/mtls-proxy

Reverse proxy with mTLS support

Primary LanguageGoMIT LicenseMIT

mTLS Reverse proxy

Simple HTTP reverse proxy with support for mTLS connection.

Useful when your backend server requires TLS client certificates and your clients don't. This application can be used to close this gap.

Container

Built and ready to use container image is available for amd64, arm64 and arm architectures:

ghcr.io/eplightning/mtls-proxy:v0.1

Configuration

mtls-proxy has several configuration options that can be specified using environment variables.

The only required environment variable is TARGET_URL, used to specify URL of backend server where the proxied requests should be forwarded to.

Defaults

By default, mtls-proxy will listen on HTTP connections on port 8080.

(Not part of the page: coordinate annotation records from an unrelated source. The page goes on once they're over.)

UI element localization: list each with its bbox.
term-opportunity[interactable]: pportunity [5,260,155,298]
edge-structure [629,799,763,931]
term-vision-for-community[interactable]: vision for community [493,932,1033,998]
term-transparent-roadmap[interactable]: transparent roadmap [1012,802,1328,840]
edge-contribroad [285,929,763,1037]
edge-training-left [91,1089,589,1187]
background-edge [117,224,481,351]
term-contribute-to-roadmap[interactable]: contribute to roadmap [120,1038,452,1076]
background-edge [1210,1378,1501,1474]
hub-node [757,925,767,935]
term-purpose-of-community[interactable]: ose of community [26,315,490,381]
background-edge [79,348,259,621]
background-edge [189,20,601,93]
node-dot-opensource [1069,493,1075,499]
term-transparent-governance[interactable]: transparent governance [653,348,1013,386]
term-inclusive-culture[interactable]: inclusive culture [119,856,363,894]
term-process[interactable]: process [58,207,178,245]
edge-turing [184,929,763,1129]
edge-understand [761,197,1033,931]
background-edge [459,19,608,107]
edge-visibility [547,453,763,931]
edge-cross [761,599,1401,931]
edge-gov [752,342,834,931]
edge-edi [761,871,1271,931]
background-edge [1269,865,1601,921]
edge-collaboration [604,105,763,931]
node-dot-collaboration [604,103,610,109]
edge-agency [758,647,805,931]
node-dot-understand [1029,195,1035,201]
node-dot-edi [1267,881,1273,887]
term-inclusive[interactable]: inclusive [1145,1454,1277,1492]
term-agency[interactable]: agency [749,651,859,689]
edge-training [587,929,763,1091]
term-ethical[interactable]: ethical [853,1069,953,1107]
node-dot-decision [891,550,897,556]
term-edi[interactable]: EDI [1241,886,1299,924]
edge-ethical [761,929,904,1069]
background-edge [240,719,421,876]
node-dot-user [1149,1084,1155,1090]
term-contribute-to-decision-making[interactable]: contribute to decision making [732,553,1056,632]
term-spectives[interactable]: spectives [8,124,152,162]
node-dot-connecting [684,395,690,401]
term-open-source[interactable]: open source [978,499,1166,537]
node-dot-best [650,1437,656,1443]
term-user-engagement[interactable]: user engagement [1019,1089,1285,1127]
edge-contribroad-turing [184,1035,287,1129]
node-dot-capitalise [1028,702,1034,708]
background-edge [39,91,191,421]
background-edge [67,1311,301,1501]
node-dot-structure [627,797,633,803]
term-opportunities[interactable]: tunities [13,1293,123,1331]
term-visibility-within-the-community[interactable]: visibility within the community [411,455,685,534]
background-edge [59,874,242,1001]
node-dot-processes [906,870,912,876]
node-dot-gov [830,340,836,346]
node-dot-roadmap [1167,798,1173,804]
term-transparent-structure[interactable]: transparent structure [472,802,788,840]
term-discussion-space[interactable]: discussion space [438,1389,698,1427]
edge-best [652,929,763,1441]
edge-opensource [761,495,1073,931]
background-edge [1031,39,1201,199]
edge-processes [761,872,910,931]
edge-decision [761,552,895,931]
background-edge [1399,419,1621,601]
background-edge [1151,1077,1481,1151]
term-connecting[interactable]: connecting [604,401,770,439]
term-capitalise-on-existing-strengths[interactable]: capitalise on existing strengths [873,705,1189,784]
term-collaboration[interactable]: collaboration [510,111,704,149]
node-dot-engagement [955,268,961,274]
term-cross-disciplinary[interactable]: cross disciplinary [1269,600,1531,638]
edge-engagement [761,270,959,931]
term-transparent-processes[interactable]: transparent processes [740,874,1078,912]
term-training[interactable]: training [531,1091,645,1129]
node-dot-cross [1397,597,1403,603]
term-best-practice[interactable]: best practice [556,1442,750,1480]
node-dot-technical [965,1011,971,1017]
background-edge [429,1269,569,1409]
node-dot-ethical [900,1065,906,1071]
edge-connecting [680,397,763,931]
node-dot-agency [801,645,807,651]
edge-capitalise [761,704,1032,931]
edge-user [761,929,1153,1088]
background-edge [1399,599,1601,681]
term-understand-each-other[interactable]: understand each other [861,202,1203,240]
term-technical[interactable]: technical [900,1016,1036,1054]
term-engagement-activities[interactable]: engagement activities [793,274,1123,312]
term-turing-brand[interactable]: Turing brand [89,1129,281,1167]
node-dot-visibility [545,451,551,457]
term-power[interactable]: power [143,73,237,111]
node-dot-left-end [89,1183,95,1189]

X-Forwarded-For, X-Forwarded-Host, X-Forwarded-Proto headers will be set. X-Forwarded-For will be appended if it exists.

Host header will be set to TARGET_URL host.

TLS connections to backend server will be verified using system's root certificate pool.

Environment variables

LISTEN_ADDRESS    - listening address (default :8080)
TARGET_URL        - URL of backend server where the proxied requests should be forwarded to (required)
SET_FORWARDED_FOR - set X-Forwarded-For headers [true|false|1|0] (default true)
FORWARD_HOST      - use original request's Host (takes precedence over OVERRIDE_HOST) [true|false|1|0] (default false)
OVERRIDE_HOST     - Host header value to use (default none)
EXTRA_HEADERS     - Additional headers to set in format HeaderName:HeaderValue separated by new lines (\n) (default none)

TLS_SERVER_NAME      - Override TLS server name used for validation (default none)
TLS_SKIP_VERIFY      - Don't verify server certificates [true|false|1|0] (default false)
TLS_SERVER_CA_PATH   - Path to custom CA bundle to use for server certificate validation (default none)
TLS_CLIENT_CERT_PATH - Path to client certificate PEM to use (default none)
TLS_CLIENT_KEY_PATH  - Path to client key PEM to use (default none)

Note that both TLS_CLIENT_CERT_PATH and TLS_CLIENT_KEY_PATH need to be specified in order to client certificate to be presented.

Config reload

Files specified via TLS_CLIENT_CERT_PATH and TLS_CLIENT_KEY_PATH will be reloaded every 5 minutes.

At the moment TLS_SERVER_CA_PATH is only loaded once at the application start.